Johnny, la centrifugeuse et les pépites

Connaissez-vous des moments dans la vie où vous vous dites « je vis un truc incroyable! ». Ces moments où vous êtes cueillis, surpris, retournés, saisis? Des instants dont vous sentez qu’ils sont inhabituels, incongrus, précieux, parfois dramatiques ou carrément sensationnels?

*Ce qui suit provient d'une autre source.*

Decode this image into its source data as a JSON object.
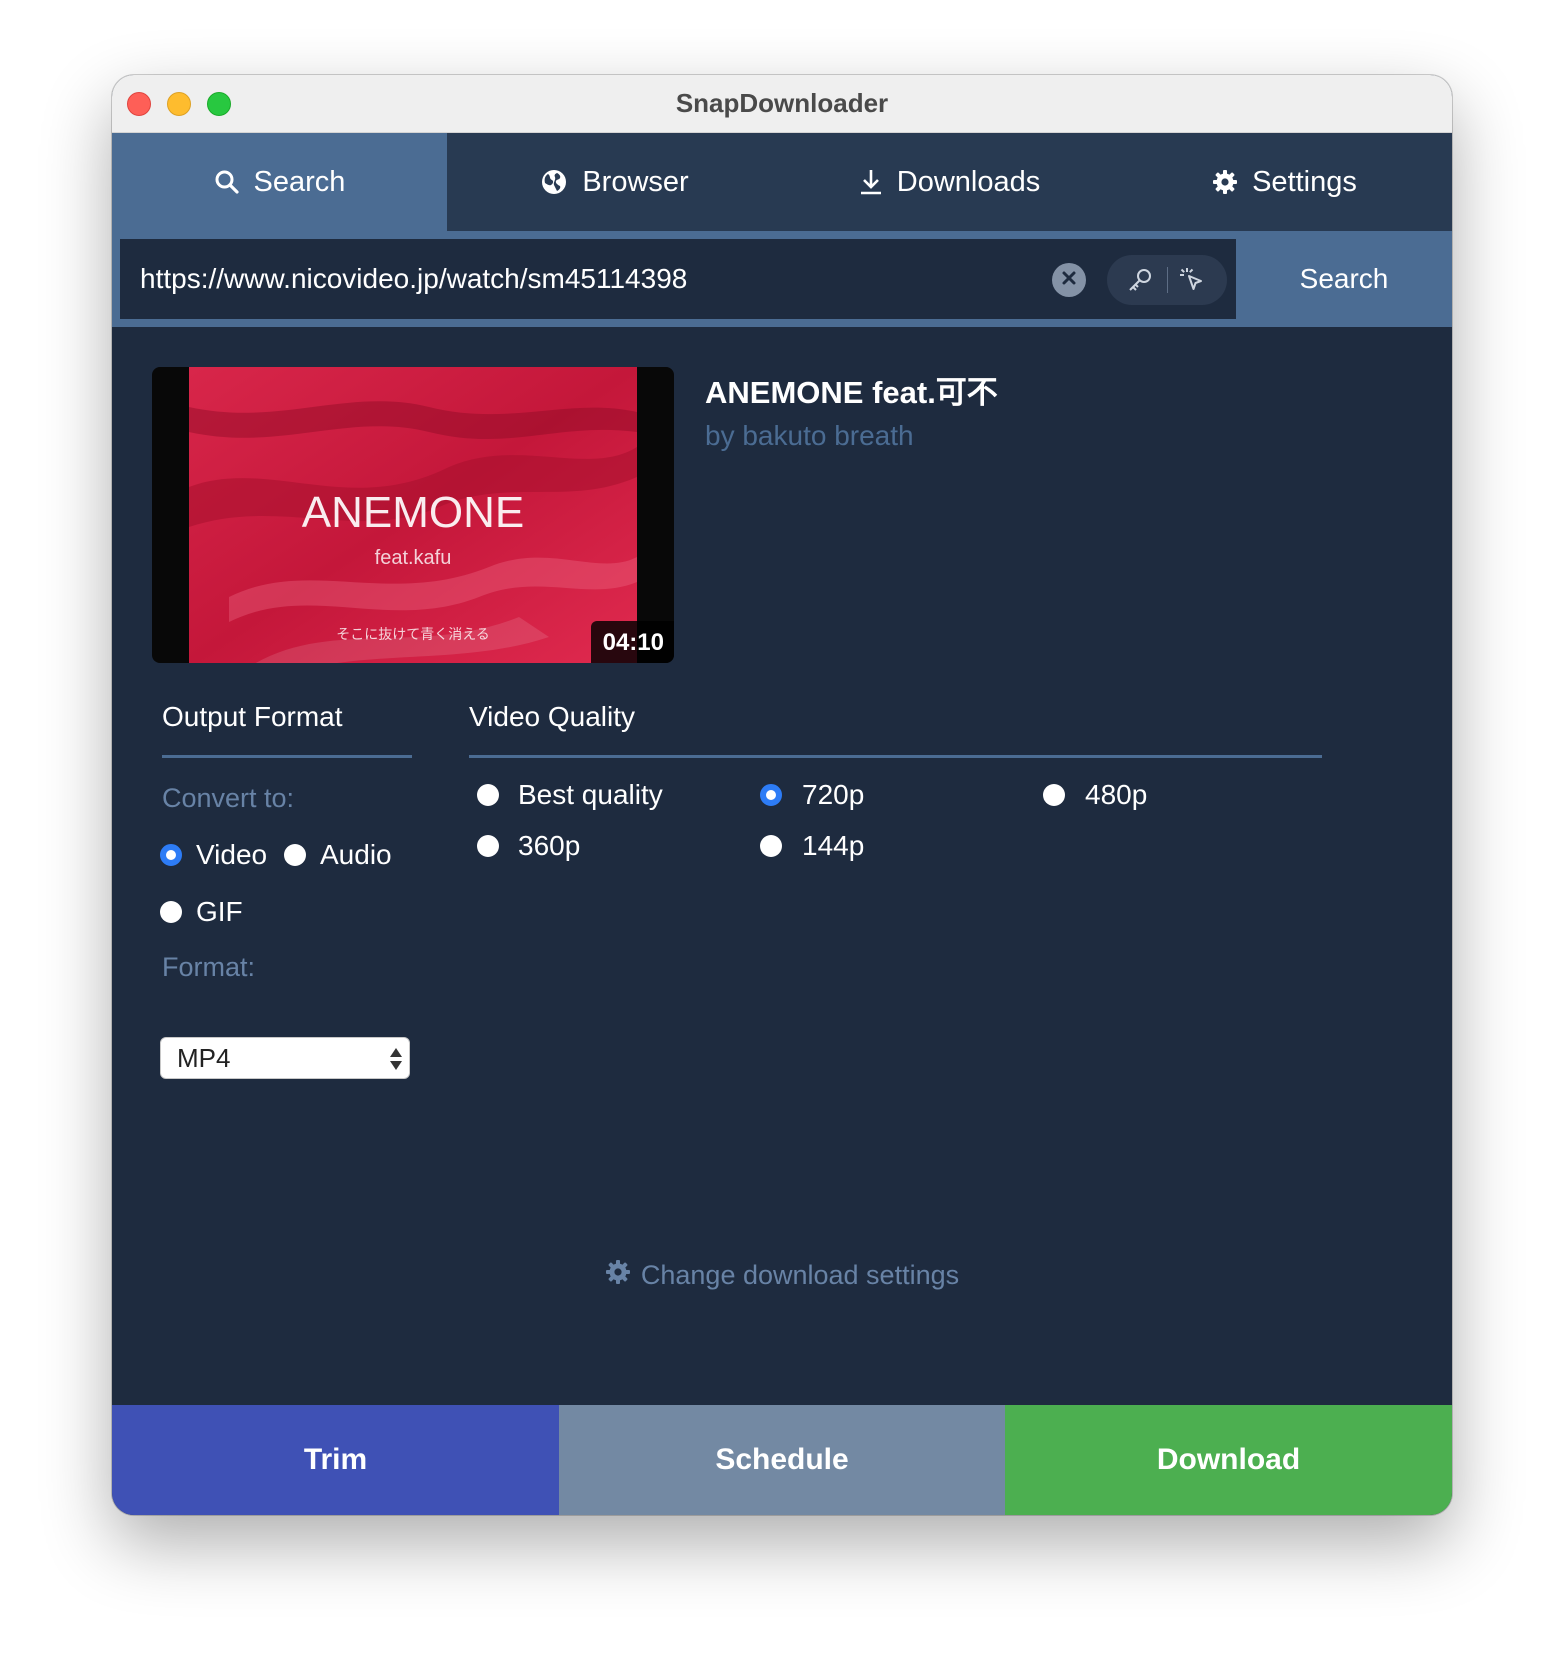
{
  "window": {
    "title": "SnapDownloader"
  },
  "tabs": [
    {
      "label": "Search",
      "icon": "search-icon",
      "active": true
    },
    {
      "label": "Browser",
      "icon": "globe-icon",
      "active": false
    },
    {
      "label": "Downloads",
      "icon": "download-icon",
      "active": false
    },
    {
      "label": "Settings",
      "icon": "gear-icon",
      "active": false
    }
  ],
  "search": {
    "url": "https://www.nicovideo.jp/watch/sm45114398",
    "button_label": "Search"
  },
  "video": {
    "title": "ANEMONE feat.可不",
    "author": "by bakuto breath",
    "duration": "04:10",
    "thumbnail_title": "ANEMONE",
    "thumbnail_subtitle": "feat.kafu",
    "thumbnail_caption": "そこに抜けて青く消える"
  },
  "output_format": {
    "heading": "Output Format",
    "convert_label": "Convert to:",
    "options": [
      {
        "label": "Video",
        "checked": true
      },
      {
        "label": "Audio",
        "checked": false
      },
      {
        "label": "GIF",
        "checked": false
      }
    ],
    "format_label": "Format:",
    "format_value": "MP4"
  },
  "video_quality": {
    "heading": "Video Quality",
    "options": [
      {
        "label": "Best quality",
        "checked": false
      },
      {
        "label": "720p",
        "checked": true
      },
      {
        "label": "480p",
        "checked": false
      },
      {
        "label": "360p",
        "checked": false
      },
      {
        "label": "144p",
        "checked": false
      }
    ]
  },
  "change_settings_label": "Change download settings",
  "actions": {
    "trim": "Trim",
    "schedule": "Schedule",
    "download": "Download"
  },
  "colors": {
    "window_bg": "#1e2b3f",
    "tab_bar": "#283a52",
    "accent": "#4b6c93",
    "radio_checked": "#2d7cf6",
    "trim": "#3f51b5",
    "schedule": "#7389a3",
    "download": "#4caf50"
  }
}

Ces moments je les appelles des pépites. Comme je suis sensible (très sensible) (trop sensible), les émotions me traversent avec une facilité folle. Je pleure devant les exploits sportifs, je suis transportée par la virtuosité d’un film, je palpite d’admiration devant un roman bien écrit…alors ces pépites, que dire? Elle suspendent un peu le temps pour moi.

Récemment, j’ai vécu deux moments-pépites et je voulais les partager avec vous.

Le premier appartient à la catégorie « incongrue ».

Je rentrais du sport et j’écoutais Augustin Trappenard sur France Inter (sa bienveillance et sa culture font ma joie quotidienne) et je me branche sur la station alors qu’une pause musicale diffuse une chanson inconnue. Un homme déclame avec grandiloquence un texte distopique sur une société qui n’aurait pas connu la nature tandis que monte sourdement derrière lui une mélopée grandiose, du Beethoven. Et c’est très beau.

Saisie, j’écoute ce récit qui monte comme un escalier fou, qui frappe par son intensité, sa profondeur, sa puissance. J’accuse l’uppercut et j’attends la suite.

Augustin reprend la parole sans commenter ce son, il discute avec Robert Hossein. Je suppose alors que c’est ce grand acteur qui a réalisé cette performance. Je cherche vainement sur internet, rien. Finalement, sur le site de l’émission je découvre que c’est Johnny Hallyday, THE Johnny qui chante en 1970 cette fable écologique écrite par Philippe Labro (THE Philippe) sur la 7e symphonie de Beethoven. Les. bras. m’en. tombent. (je n’avais pas exactement de passion pour Johnny dois-je le préciser?)

 

Ma deuxième pépite est, elle, de la catégorie « Expérience ».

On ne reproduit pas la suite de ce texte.